# The Tale of Glenn Curtiss’ Last Aviation Invention, Has no Tail.”



## Chispa (12 Mar 2016)

I’m presently tying loose ends on a study paper compiled decades ago, from 20, now at 100 pages decided I’ll split into 3 separate papers, first styled: “The Canadian Aviation Corps, First Contingent CEF Air Farce, Sept., 1914.” Although you also have the Subfonds SF71, Holliday 2004 set the benchmark, parts are questionable and painted 1915-16 with a wide brush, as 2 public calls, supported by a portion of  MP’s, &c., on the formation of a “Canadian Aviation Corps.” Only in December 1914 the formation of a “Canadian Aviation Corps” at Salisbury, was printed owing too “chin wagging Janney” hidden agendas. 
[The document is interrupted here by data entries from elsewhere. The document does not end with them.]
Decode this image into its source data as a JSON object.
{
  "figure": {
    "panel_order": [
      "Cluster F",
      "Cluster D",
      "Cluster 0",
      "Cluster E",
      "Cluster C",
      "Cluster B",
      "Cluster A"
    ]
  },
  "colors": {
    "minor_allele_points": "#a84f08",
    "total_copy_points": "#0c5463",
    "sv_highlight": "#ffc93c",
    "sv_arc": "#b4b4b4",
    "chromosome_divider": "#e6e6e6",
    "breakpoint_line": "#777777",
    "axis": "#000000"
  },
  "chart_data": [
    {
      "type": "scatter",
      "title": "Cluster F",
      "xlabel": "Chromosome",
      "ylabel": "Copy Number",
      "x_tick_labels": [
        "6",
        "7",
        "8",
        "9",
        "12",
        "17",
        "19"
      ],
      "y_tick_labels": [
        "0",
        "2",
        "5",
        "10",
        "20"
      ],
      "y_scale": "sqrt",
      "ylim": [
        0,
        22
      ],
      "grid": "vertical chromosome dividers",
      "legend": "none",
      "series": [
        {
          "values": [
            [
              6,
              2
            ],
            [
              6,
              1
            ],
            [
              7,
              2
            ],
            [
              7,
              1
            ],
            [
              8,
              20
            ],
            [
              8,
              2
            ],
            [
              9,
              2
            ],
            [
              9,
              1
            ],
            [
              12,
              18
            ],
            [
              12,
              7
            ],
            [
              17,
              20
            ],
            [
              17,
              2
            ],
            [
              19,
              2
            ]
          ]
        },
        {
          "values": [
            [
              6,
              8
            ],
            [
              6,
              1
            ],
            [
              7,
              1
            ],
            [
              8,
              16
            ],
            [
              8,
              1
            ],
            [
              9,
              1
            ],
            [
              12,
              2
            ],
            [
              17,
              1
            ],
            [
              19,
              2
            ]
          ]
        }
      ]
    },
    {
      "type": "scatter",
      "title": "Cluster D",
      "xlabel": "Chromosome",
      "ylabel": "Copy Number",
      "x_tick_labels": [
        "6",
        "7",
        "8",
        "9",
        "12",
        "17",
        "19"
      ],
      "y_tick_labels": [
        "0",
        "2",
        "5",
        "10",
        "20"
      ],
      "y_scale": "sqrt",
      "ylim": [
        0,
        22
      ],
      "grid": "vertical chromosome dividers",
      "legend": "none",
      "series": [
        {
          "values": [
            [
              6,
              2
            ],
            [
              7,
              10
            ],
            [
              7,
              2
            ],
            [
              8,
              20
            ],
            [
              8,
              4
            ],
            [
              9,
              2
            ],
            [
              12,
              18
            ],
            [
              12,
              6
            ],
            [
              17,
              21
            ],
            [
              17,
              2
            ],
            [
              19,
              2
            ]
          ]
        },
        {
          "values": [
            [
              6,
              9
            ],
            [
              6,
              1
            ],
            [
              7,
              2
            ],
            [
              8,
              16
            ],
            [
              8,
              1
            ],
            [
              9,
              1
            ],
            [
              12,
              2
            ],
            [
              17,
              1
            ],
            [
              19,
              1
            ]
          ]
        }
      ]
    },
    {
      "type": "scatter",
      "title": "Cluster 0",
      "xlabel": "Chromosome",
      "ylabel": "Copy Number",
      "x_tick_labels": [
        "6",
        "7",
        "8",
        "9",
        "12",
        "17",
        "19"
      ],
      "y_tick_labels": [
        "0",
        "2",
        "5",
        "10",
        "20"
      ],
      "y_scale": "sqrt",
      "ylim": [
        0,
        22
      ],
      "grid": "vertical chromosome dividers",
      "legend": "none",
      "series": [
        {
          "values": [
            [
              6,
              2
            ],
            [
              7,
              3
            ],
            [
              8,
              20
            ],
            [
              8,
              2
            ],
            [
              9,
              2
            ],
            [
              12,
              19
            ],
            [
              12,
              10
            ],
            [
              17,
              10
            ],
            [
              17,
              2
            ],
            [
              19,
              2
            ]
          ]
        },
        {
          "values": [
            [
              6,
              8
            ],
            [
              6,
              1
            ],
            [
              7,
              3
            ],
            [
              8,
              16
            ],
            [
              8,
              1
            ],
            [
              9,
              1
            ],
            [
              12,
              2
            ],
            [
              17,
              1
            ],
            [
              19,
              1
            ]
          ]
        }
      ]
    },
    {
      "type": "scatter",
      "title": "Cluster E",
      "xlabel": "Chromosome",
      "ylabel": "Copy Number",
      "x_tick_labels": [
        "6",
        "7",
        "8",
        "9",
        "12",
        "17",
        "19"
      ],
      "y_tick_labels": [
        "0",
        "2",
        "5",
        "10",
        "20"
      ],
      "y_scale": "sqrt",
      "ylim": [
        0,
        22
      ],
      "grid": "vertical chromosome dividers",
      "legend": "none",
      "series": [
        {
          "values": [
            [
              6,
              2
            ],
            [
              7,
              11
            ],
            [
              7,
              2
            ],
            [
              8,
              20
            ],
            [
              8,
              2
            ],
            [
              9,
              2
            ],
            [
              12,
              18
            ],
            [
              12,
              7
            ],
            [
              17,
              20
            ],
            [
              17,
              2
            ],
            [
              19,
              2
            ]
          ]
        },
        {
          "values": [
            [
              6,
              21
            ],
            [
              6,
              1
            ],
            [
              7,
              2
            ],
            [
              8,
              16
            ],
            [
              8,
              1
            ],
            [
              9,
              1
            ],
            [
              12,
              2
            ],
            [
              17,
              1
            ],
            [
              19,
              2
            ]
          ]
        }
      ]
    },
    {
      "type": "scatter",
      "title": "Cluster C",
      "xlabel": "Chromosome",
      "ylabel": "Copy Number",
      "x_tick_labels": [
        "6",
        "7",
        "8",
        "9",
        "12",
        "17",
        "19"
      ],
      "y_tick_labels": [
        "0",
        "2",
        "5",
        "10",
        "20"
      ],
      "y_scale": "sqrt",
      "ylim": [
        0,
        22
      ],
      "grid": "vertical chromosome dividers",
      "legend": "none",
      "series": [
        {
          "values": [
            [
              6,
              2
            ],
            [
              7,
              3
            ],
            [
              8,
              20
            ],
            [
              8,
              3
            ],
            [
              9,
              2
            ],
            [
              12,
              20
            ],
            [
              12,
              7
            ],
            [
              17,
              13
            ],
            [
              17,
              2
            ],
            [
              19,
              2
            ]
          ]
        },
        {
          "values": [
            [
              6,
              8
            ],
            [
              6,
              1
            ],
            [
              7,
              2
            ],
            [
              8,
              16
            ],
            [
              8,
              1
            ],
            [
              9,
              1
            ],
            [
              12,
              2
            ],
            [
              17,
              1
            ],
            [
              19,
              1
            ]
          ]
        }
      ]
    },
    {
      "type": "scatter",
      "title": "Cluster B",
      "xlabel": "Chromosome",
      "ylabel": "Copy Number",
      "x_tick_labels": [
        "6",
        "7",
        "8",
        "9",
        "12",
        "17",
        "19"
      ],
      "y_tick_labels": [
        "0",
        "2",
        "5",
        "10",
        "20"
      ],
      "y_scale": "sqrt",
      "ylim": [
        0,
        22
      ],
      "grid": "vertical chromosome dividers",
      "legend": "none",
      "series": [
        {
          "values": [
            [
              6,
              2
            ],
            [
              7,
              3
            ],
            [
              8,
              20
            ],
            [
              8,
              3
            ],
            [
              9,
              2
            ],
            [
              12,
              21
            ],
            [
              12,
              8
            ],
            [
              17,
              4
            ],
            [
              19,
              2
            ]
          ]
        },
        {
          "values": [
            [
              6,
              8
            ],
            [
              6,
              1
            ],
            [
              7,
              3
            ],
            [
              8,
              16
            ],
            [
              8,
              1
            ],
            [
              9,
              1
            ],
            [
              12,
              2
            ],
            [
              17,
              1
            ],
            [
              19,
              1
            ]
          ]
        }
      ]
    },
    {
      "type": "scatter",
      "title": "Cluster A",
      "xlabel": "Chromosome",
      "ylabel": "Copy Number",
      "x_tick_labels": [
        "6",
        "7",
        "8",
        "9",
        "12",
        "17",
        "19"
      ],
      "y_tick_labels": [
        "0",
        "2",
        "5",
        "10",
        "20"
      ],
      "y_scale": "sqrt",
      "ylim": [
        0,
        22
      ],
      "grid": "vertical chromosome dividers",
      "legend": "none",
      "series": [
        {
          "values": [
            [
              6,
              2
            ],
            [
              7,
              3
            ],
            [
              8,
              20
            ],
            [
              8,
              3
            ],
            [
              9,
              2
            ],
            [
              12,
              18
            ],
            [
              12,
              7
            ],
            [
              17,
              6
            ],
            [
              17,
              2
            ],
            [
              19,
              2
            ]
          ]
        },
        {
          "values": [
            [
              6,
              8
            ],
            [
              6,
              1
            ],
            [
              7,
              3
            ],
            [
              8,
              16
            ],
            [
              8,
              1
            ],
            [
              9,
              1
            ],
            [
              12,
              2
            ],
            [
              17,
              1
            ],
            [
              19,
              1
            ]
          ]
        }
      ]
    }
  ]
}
While looking for photos in the Toronto archives on Long Branch Aerodrome, Curtiss Flying School, noted all accounts of the day was Styled as, McCurdy Aviation School.







The tale is it has no tail. The last invention of the late Glenn Curtiss; pioneer aviator; makes its first flight. It is a paradox in design; having no tail. 
It has a landing speed of 90 miles an hour and cannot dive; spin or loop. Mr. Curtiss looked upon it as the Ford of the air and expected to market
it at $1,000, 14 January 1931.


THK U FR YR TME 

Joseph.


----------